Hooray! Managed to post this before the power goes out from the thunderstorm!
Pragmatic Capitalism - the most hated economic recovery ever. He has a large amount of charts and data that show how much the whiners are off-base. Especially interesting is how industrial production is "almost 1% above the 40-year average of 2.4%". Sorta shows how much the paleoconservatives are lying about "industrial stagnation", eh? But you should expect this sort of complaining; after all, Obama is black, he can't be successfully leading America!
Bespoke - 10Y yield testing resistance. We'll see what happens to equities then.
Reformed Borker (Bork Bork Bork!) - solar stocks break out. Too bad there's no Canada-listed solar ETF, as far as I know.

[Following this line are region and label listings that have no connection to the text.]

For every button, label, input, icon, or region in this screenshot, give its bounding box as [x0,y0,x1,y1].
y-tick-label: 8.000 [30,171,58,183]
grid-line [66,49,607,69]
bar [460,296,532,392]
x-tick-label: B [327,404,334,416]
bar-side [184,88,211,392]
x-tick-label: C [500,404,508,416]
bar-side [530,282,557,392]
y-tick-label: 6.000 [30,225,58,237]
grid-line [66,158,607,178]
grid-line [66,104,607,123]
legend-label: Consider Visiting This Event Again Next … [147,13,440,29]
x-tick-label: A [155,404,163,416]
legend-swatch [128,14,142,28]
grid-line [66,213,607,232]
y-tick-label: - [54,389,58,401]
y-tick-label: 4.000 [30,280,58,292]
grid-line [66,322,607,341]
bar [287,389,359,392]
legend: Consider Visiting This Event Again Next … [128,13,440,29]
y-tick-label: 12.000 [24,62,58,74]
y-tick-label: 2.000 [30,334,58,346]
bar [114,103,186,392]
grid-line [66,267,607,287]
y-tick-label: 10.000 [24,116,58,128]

Mineweb - amid high inflation, gold gains in India. Wait, what's this I see here?:
"In India, headline inflation shot up in May to 6.01% to a five month high and as macro pressures appeared to accentuate, the rupee has breached the 60 to the dollar mark, at a one and a half month low. The worrying part is that the high inflation number has come now even before the projected weak monsoon has played out,'' said Satheesh Mathur, analyst with a brokerage house.Wait a sec... there's high inflation in India? And Indians buy gold to protect against inflation? Um... has anyone told Wall Street Whitey?
He added that since gold is a safe haven investment, it saw a firming trend and reclaimed the $466 (Rs 28,000) mark on the domestic front.

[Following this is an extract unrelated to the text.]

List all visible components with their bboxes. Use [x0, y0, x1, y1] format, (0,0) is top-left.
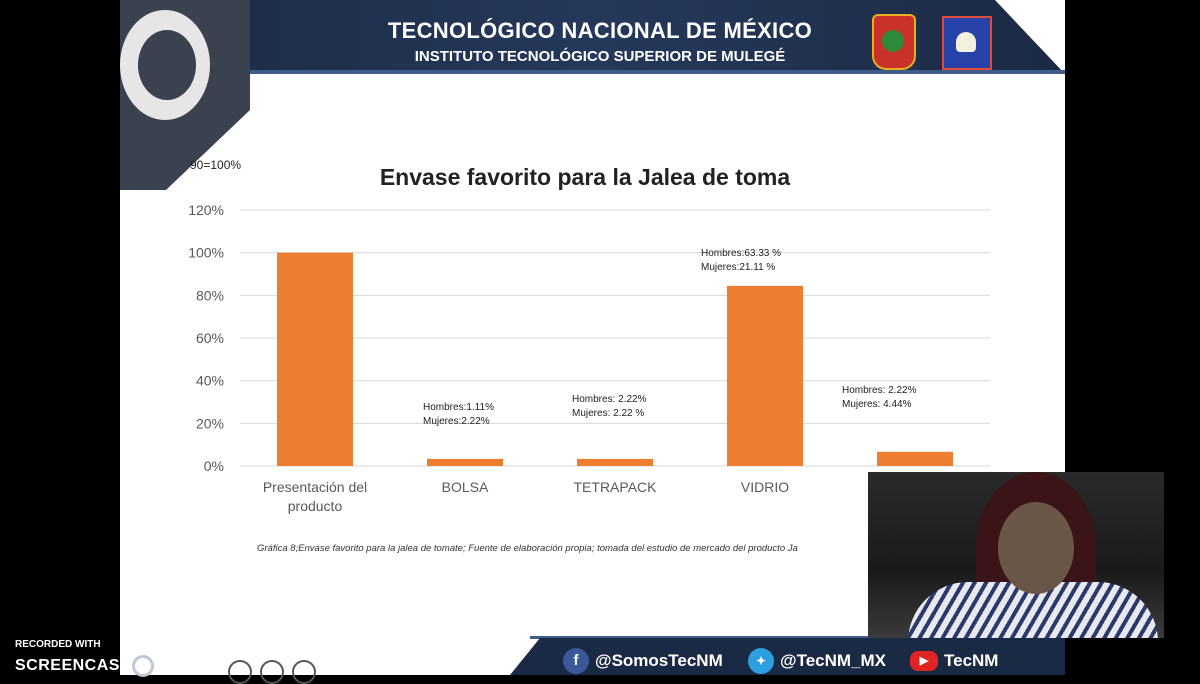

IKN - Peru GDP: luck runs out. Wait, what's this he says?:
Peru got lucky and has rode the high margins from commodities for a while, but now the luck has ran out they have no special formula, no secret sauce, nothing but a few prayers to offer to the copper price Gods. Far from creating some new and fanciful growth miracle, Peru is falling into the same classic traps of shoring up a reduced margin primary growth export model with expanded credit.No shit, eh? Sounds like the classic definition of a secular EM bear cycle, eh?

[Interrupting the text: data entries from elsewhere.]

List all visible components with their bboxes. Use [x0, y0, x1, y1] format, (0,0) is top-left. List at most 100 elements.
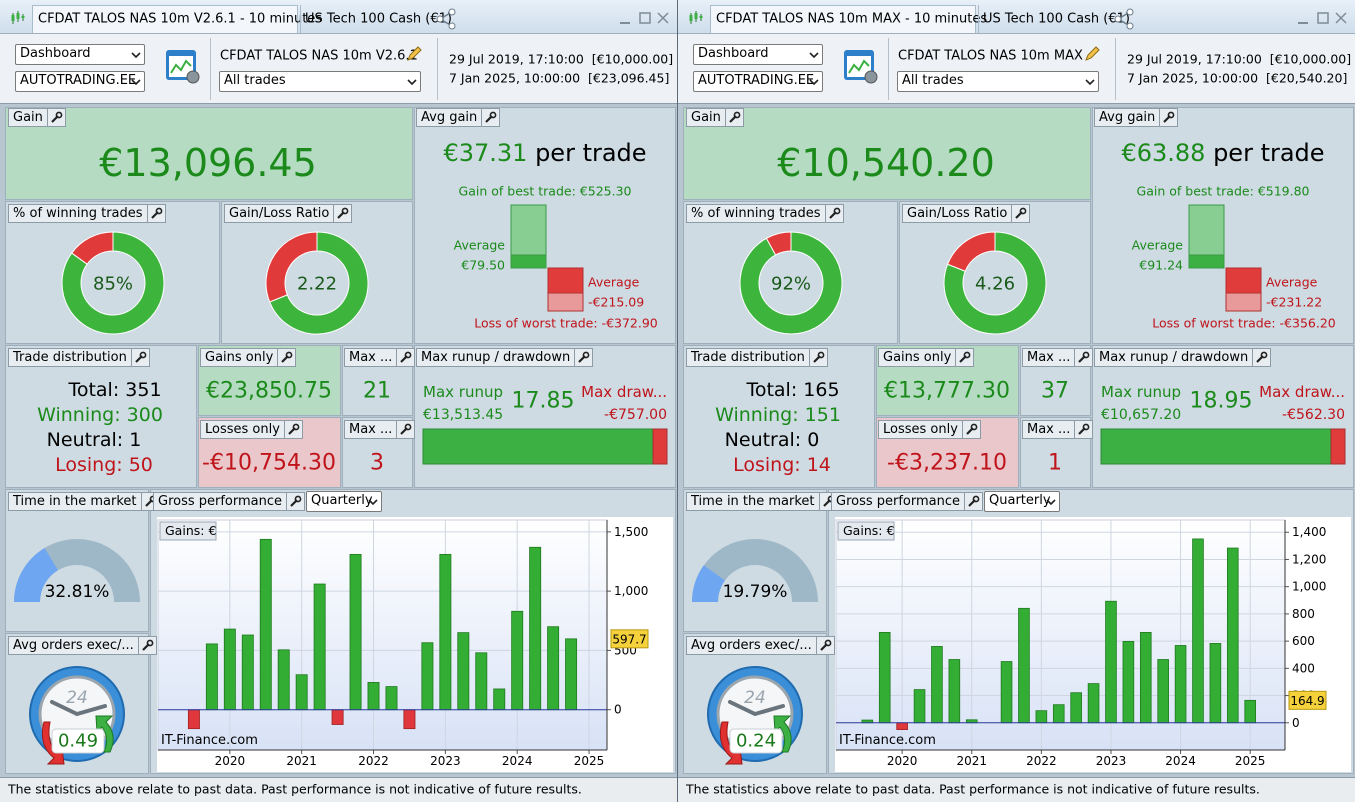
- donut-loss: [265, 231, 318, 303]
- settings-button[interactable]: [286, 492, 305, 511]
- section-label: Avg gain: [1094, 108, 1161, 127]
- icon: [166, 50, 200, 84]
- settings-button[interactable]: [396, 420, 415, 439]
- dropdown[interactable]: Quarterly: [306, 491, 382, 512]
- avg-orders: 0.49: [57, 730, 99, 752]
- share-node: [448, 22, 456, 30]
- settings-button[interactable]: [1074, 420, 1093, 439]
- settings-button[interactable]: [1252, 348, 1271, 367]
- avg-orders: 0.24: [735, 730, 777, 752]
- dropdown-arrow: [808, 49, 820, 61]
- bar: [385, 686, 398, 711]
- icon: [1256, 351, 1268, 363]
- edit-button[interactable]: [404, 44, 424, 64]
- settings-button[interactable]: [138, 636, 157, 655]
- wrench-head: [155, 207, 163, 215]
- bar: [878, 632, 891, 724]
- dropdown[interactable]: All trades: [219, 71, 421, 92]
- bar: [1244, 699, 1256, 724]
- worst-trade-box: [1225, 292, 1262, 312]
- average-loss: -€231.22: [1266, 294, 1323, 310]
- settings-button[interactable]: [1074, 348, 1093, 367]
- dashboard-icon[interactable]: [164, 46, 202, 86]
- edit-icon: [1085, 46, 1100, 61]
- share-button[interactable]: [1113, 8, 1137, 30]
- settings-button[interactable]: [131, 348, 150, 367]
- settings-button[interactable]: [809, 348, 828, 367]
- dropdown[interactable]: All trades: [897, 71, 1099, 92]
- neutral-trades: Neutral: 0: [724, 429, 820, 451]
- settings-button[interactable]: [1159, 108, 1178, 127]
- edit-button[interactable]: [1082, 44, 1102, 64]
- share-button[interactable]: [435, 8, 459, 30]
- icon: [729, 111, 741, 123]
- instrument-tab: [300, 5, 462, 33]
- section-label: Max ...: [1022, 420, 1076, 439]
- bar: [1070, 692, 1082, 724]
- wrench-head: [733, 111, 741, 119]
- settings-button[interactable]: [333, 204, 352, 223]
- settings-button[interactable]: [825, 204, 844, 223]
- bar: [1105, 600, 1117, 724]
- dropdown[interactable]: Dashboard: [693, 44, 823, 65]
- system-name: CFDAT TALOS NAS 10m V2.6.1: [220, 48, 418, 64]
- settings-button[interactable]: [725, 108, 744, 127]
- settings-button[interactable]: [574, 348, 593, 367]
- share-node: [436, 15, 444, 23]
- wrench-head: [292, 423, 300, 431]
- settings-button[interactable]: [962, 420, 981, 439]
- bar: [948, 659, 961, 724]
- separator: [210, 38, 211, 100]
- maximize-icon: [639, 12, 651, 24]
- donut-win: [61, 231, 165, 335]
- settings-button[interactable]: [955, 348, 974, 367]
- x-tick-label: 2023: [1096, 754, 1127, 768]
- dashboard-icon[interactable]: [842, 46, 880, 86]
- y-tick-label: 0: [1292, 716, 1300, 730]
- runup-value: €10,657.20: [1101, 407, 1182, 423]
- dashboard-window: CFDAT TALOS NAS 10m V2.6.1 - 10 minutes U…: [0, 0, 677, 802]
- section-label: Gains only: [200, 348, 279, 367]
- dropdown[interactable]: AUTOTRADING.EE: [15, 71, 145, 92]
- settings-button[interactable]: [47, 108, 66, 127]
- dropdown-value: AUTOTRADING.EE: [698, 73, 815, 88]
- window-buttons[interactable]: [1294, 8, 1350, 28]
- window-divider: [677, 0, 678, 802]
- wrench-head: [1167, 111, 1175, 119]
- settings-button[interactable]: [284, 420, 303, 439]
- settings-button[interactable]: [481, 108, 500, 127]
- x-tick-label: 2024: [1165, 754, 1196, 768]
- green-arrow: [773, 715, 792, 753]
- y-tick-label: 1,000: [614, 584, 648, 598]
- dropdown[interactable]: AUTOTRADING.EE: [693, 71, 823, 92]
- graphics: 2420202021202220232024202502004006008001…: [692, 204, 1351, 772]
- dropdown[interactable]: Dashboard: [15, 44, 145, 65]
- settings-button[interactable]: [1011, 204, 1030, 223]
- chart-label-box: [837, 521, 895, 541]
- bar: [1157, 659, 1169, 724]
- settings-button[interactable]: [396, 348, 415, 367]
- window-buttons[interactable]: [616, 8, 672, 28]
- settings-button[interactable]: [964, 492, 983, 511]
- icon: [407, 46, 422, 61]
- settings-button[interactable]: [816, 636, 835, 655]
- max-wins: 21: [363, 378, 391, 404]
- icon: [288, 423, 300, 435]
- runup-ratio: 18.95: [1189, 388, 1253, 414]
- arrow-icon: [1046, 499, 1056, 506]
- section-label: Avg orders exec/...: [8, 636, 139, 655]
- settings-button[interactable]: [277, 348, 296, 367]
- drawdown-title: Max draw...: [581, 383, 667, 401]
- section-label: Max runup / drawdown: [416, 348, 576, 367]
- wrench-head: [294, 495, 302, 503]
- icon: [809, 52, 819, 59]
- x-tick-label: 2023: [430, 754, 461, 768]
- section-label: Avg gain: [416, 108, 483, 127]
- arrow-icon: [368, 499, 378, 506]
- icon: [813, 351, 825, 363]
- bar: [1174, 645, 1187, 724]
- dropdown[interactable]: Quarterly: [984, 491, 1060, 512]
- settings-button[interactable]: [147, 204, 166, 223]
- close-icon: [657, 12, 669, 24]
- candle-body: [699, 16, 703, 18]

Mining.com - iron ore crashes through $90. Which I guess is good for China's economy, since they use so much of it. This is the disconcerting bit:
Estimates vary wildly but the portion of iron ore and copper stockpiles at the country's ports tied up in these deals could be as high as 60%.Disconcerting for copper (let's be honest, we don't give a damn about iron ore miners, do we?), but also disconcerting if you suspect 2000t of gold has been tied up as financing collateral, not bought by the Chinese central bank because fiat Weimar Zimbabwe.
Last week's revelation that authorities are probing whether traders at the port of Qingdao pledged the same copper, iron ore and aluminum inventories as collateral for loans multiple times to different banks could mean and end to practice altogether.